Good information is critical for all good business decisions. Microsoft Excel is one of the most commonly used tools to aid in providing good information to decision makers. However, studies show that close to 90% of all Excel Models contain errors. A custom-built excel model crafted by someone who knows what they are doing can reduce the risk of making decisions based on incorrect data and provides several other benefits to companies at any stage of development. In today’s fast-paced business environment, leaders need the ability to quickly see the financial results associated with a variety of business decisions. Excel acts as an excellent blank canvas that can be used to model a wide variety of situations in a clear way. Ultimately, a custom model will allow the user to adjust inputs and see the financial impact of a variety of scenarios in a clean, easy to interpret dashboard, thus assisting the user in making better business decisions. Well-built models maximize simplicity and transparency as well as minimize the risk of errors. A custom-built financial model can provide the basis for any important decision by ensuring accuracy and interpretability of data.
BUILDING CUSTOM EXCEL MODELS
Most of the work that goes into creating a custom Excel model should take place before the actual physical building of the model. Before building the model, it is important to consider what decisions need to be made based on the model outputs and what the model outputs need to look like. Understanding the desired output greatly assists in architecting a model that is straight forward and easy to follow. A good model should be fully created mentally before it is created physically. The following are 5 key considerations when building a clear and easy to use custom Excel model:
COMPLEXITY ≠ ACCURACY
Complexity does not equal accuracy. Simplicity is important in modeling. Find a way to make the assumptions driving the model easy to understand and adjust. Hundreds of inputs, in most cases, will cause the model to be more confusing and less likely to be used. Finding the right balance between simplicity and complexity is difficult. One question to ask while modeling is whether added granularity will have a material effect in the outputs of the model. According to Albert Einstein, “The definition of genius is taking the complex and making it simple.”

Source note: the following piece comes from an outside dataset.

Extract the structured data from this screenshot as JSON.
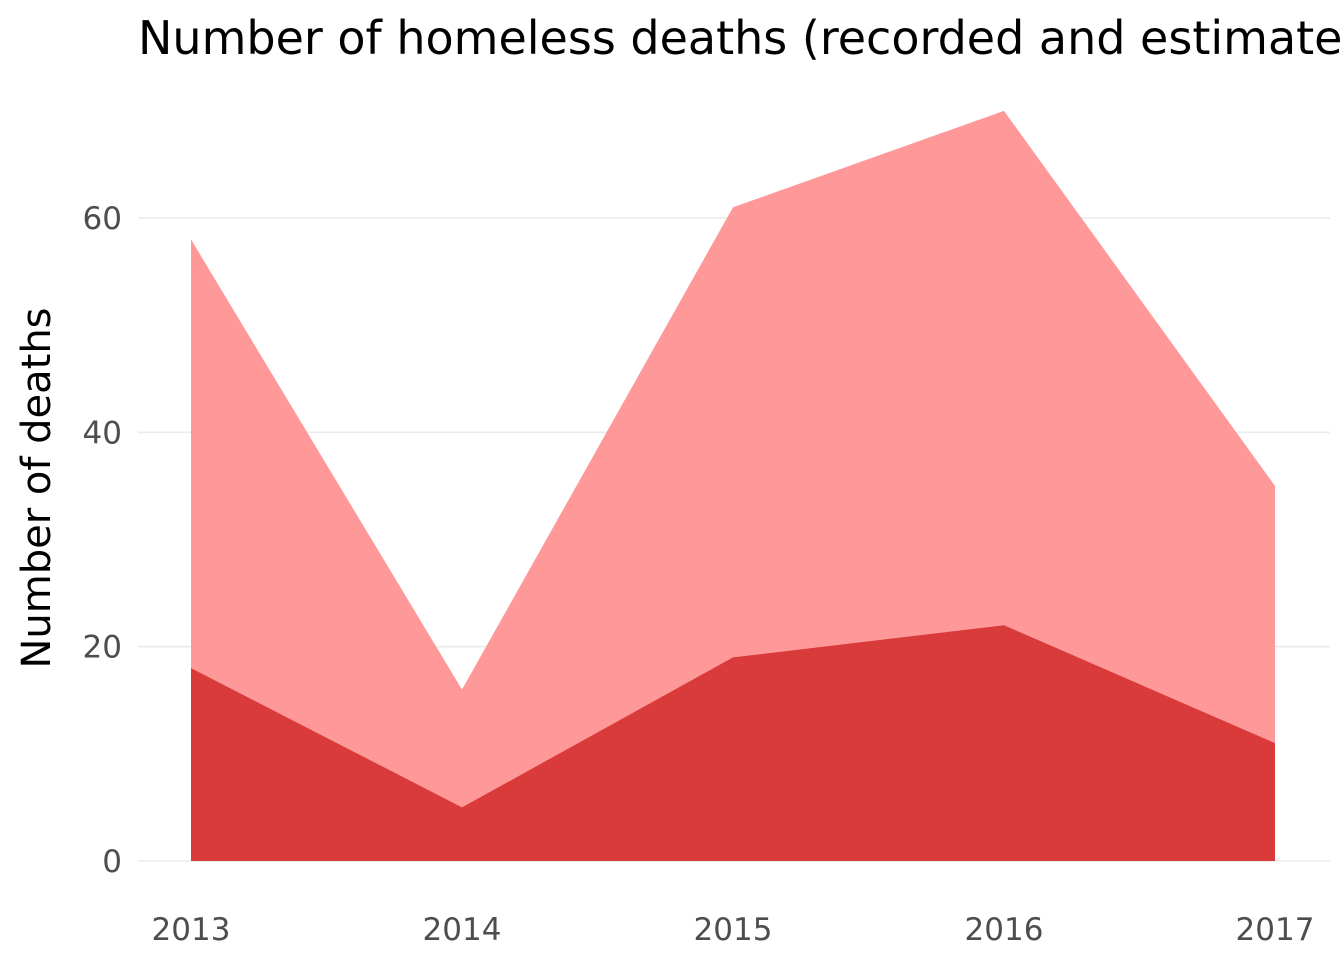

Make the model so clear that new users can understand it without much explanation. Follow a pattern of having all assumptions on one tab, laid out in a logical and organized manner. Color code input cells, calculation cells, call up cells, etc. and make sure to have a legend outlining what each cell type looks like. Place check figures to ensure data is flowing appropriately and calculations are working as intended.
When writing complex formulae, break up formulae into several steps to ensure the logic is clearly presented and easy to follow. Doing as much as possible in a single cell is not necessary and ends up causing more confusion than the theoretical “efficiency” is worth. If a boss/coworker/client were to open the model, he or she should be able to understand the basic logic of the model quickly. There are over a million rows in a worksheet – do not be afraid to use more to make a calculation easier to follow.
Once the model is built, take time to test the sensitivity of the assumptions. Understanding how sensitive the output can be to certain inputs will assist in understanding the limitations of the model and the needed accuracy of the inputs. No model is perfect, after all it is merely an attempt to predict the future. Being aware of assumption sensitivities will prevent outlandish outputs and hone in on more realistic results.
Poor historical data will often lead to poor results or unreliable assumptions/drivers. Although history does not predict the future, often it is the best starting point available. Review historical data, ensuring it makes sense and is accurate. Confirm that the way the historical data flowing into the model is accurate. Poor data going into the model and poor assumptions used in calculating the outputs will lead to inaccurate results.
Custom Excel models do not need to be overly complicated. Design the structure, logic, and layout to be simple and easy to follow. Good Excel models are easily used and updated. With clean and accurate historical data and appropriately granular assumptions and logic, the Excel model will fulfill its use as a guide in making informed, data-driven decisions.